The hypothetical universe spends most of its time at maximum entropy. But simply due to chance, it changes into a state of lower entropy occasionally. Observer B would assume that time is moving “left”, while observer A sees time moving “right” — if we assume they both define increasing entropy as going forward in time. Illustration inspired by Ćirković.
Now here’s where things get truly weird: What would this look like for a person in this universe? Let us say that Alice is coincidentally at point A in this universe. From her perspective, she sees her local region of space becoming more disordered over time as it returns to its natural state of maximum entropy. She calls this direction of increasing disorder “forward” in time, just like we do in our universe.
But what about Bob, who happens to have been born at point B? We cannot know for certain what he experiences, of course. However, it does not seem unreasonable that he would experience time in the opposite direction that Alice does — simply because his brain, like Alice’s, interprets rising entropy as meaning “forward” in time. From his perspective, his local region of space is also becoming more disordered, but in what Alice would call the “backward” direction.

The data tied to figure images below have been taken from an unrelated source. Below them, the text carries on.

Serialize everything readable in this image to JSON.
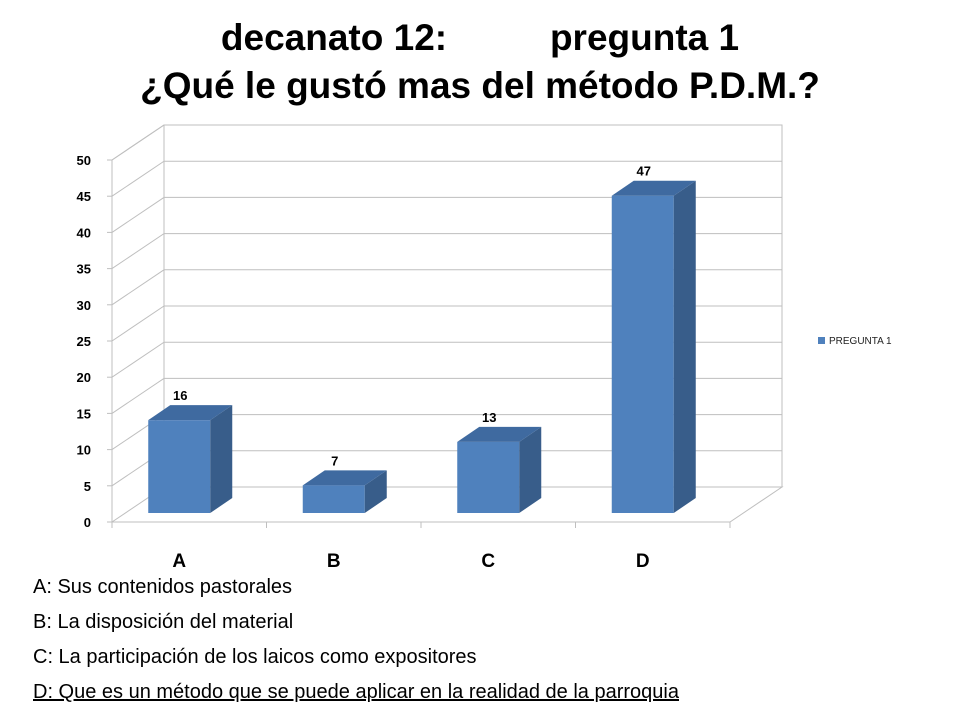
{
  "title": {
    "line1_left": "decanato 12:",
    "line1_right": "pregunta 1",
    "line2": "¿Qué le gustó mas del método P.D.M.?"
  },
  "chart_data": {
    "type": "bar",
    "categories": [
      "A",
      "B",
      "C",
      "D"
    ],
    "series": [
      {
        "name": "PREGUNTA 1",
        "values": [
          16,
          7,
          13,
          47
        ]
      }
    ],
    "ylim": [
      0,
      50
    ],
    "yticks": [
      0,
      5,
      10,
      15,
      20,
      25,
      30,
      35,
      40,
      45,
      50
    ],
    "legend_position": "right",
    "grid": true,
    "three_d": true,
    "colors": {
      "bar_front": "#4f81bd",
      "bar_side": "#385d8a",
      "bar_top": "#3f6aa0"
    }
  },
  "notes": [
    "A: Sus contenidos pastorales",
    "B: La disposición del material",
    "C: La participación de los laicos como expositores",
    "D: Que es un método que se puede aplicar en la realidad de la parroquia"
  ]
}
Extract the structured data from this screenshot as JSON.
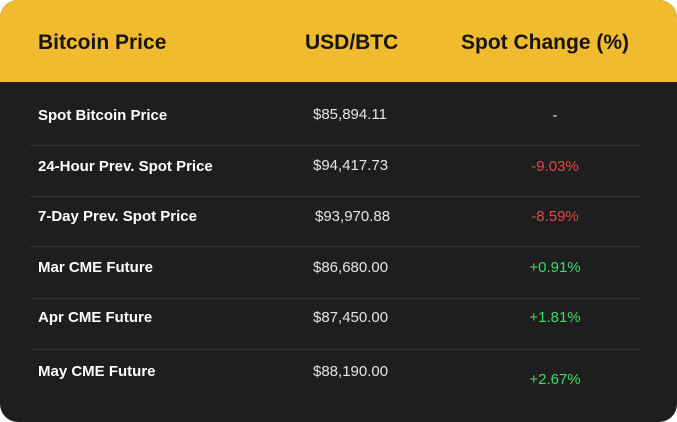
{
  "header": {
    "col_name": "Bitcoin Price",
    "col_price": "USD/BTC",
    "col_change": "Spot Change (%)"
  },
  "colors": {
    "header_bg": "#f0bb2e",
    "body_bg": "#1e1e1e",
    "negative": "#e34b4b",
    "positive": "#3ddc6a",
    "neutral": "#e6e6e6"
  },
  "rows": [
    {
      "name": "Spot Bitcoin Price",
      "price": "$85,894.11",
      "change": "-",
      "sentiment": "neutral"
    },
    {
      "name": "24-Hour Prev. Spot Price",
      "price": "$94,417.73",
      "change": "-9.03%",
      "sentiment": "negative"
    },
    {
      "name": "7-Day Prev. Spot Price",
      "price": "$93,970.88",
      "change": "-8.59%",
      "sentiment": "negative"
    },
    {
      "name": "Mar CME Future",
      "price": "$86,680.00",
      "change": "+0.91%",
      "sentiment": "positive"
    },
    {
      "name": "Apr CME Future",
      "price": "$87,450.00",
      "change": "+1.81%",
      "sentiment": "positive"
    },
    {
      "name": "May CME Future",
      "price": "$88,190.00",
      "change": "+2.67%",
      "sentiment": "positive"
    }
  ]
}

If there is no such hardwired preference in the brain for interpreting rising entropy as “forward,” he could also interpret decreasing entropy as “forward.” But in either case, the key insight is that the direction of time is fundamentally tied to the concept of entropy. And if we use rising entropy as our arrow of time, different observers might actually disagree about which way time is flowing — a concept that makes my head spin every time I think about it.
The Cosmic Siblings: Time and Entropy
I sometimes think of entropy and time as close siblings — only that one sibling gets all the fame while the other is working behind the scenes. Time is the celebrity, the one we’re all familiar with, while entropy is the quieter sibling doing the essential work that makes time’s direction possible. They generally have the same tastes and move in the same direction: More time, more entropy. Like siblings growing up together, you rarely see one without the other.
They rely on each other in ways that are both beautiful and necessary: Without entropy and its steady march toward disorder, we would have no way to tell which way time flows — no arrow pointing from past to future. But without time itself, entropy would be frozen in place: there would be no stage for the cosmic dance from order to disorder, no way for systems to evolve from low entropy to high entropy states.
They can get into fights, but it is rather rare: A maximum of entropy, like in our hypothetical universe of perfectly spread-out particles, messes up the time arrow by making all directions equivalent. But so does a maximum amount of time (an infinite amount, to be precise) mess up the notion of entropy increase being certain. Given forever, even the most improbable decreases in entropy become inevitable. It’s like how even the closest siblings occasionally find ways to complicate each other’s lives.
To make the way back from these philosophical takes to the real world, I want to conclude this article with a practical intuition. If you want to figure out what types of processes increase entropy, try this simple mental exercise: picture any process playing backward in your head. If the reversed version seems absurd or impossible — like a broken cup reassembling itself or spilled coffee leaping back into its mug — then you’re looking at a process that creates entropy and has a definite direction in time. Nature’s preference for increasing entropy is what makes these reverse processes seem so ridiculous to us.
Thank you for following me on this journey through the mysteries of time and entropy. May your coffee cup always stay intact, may your room always be uncluttered, and may you never have to witness the laws of thermodynamics running in reverse!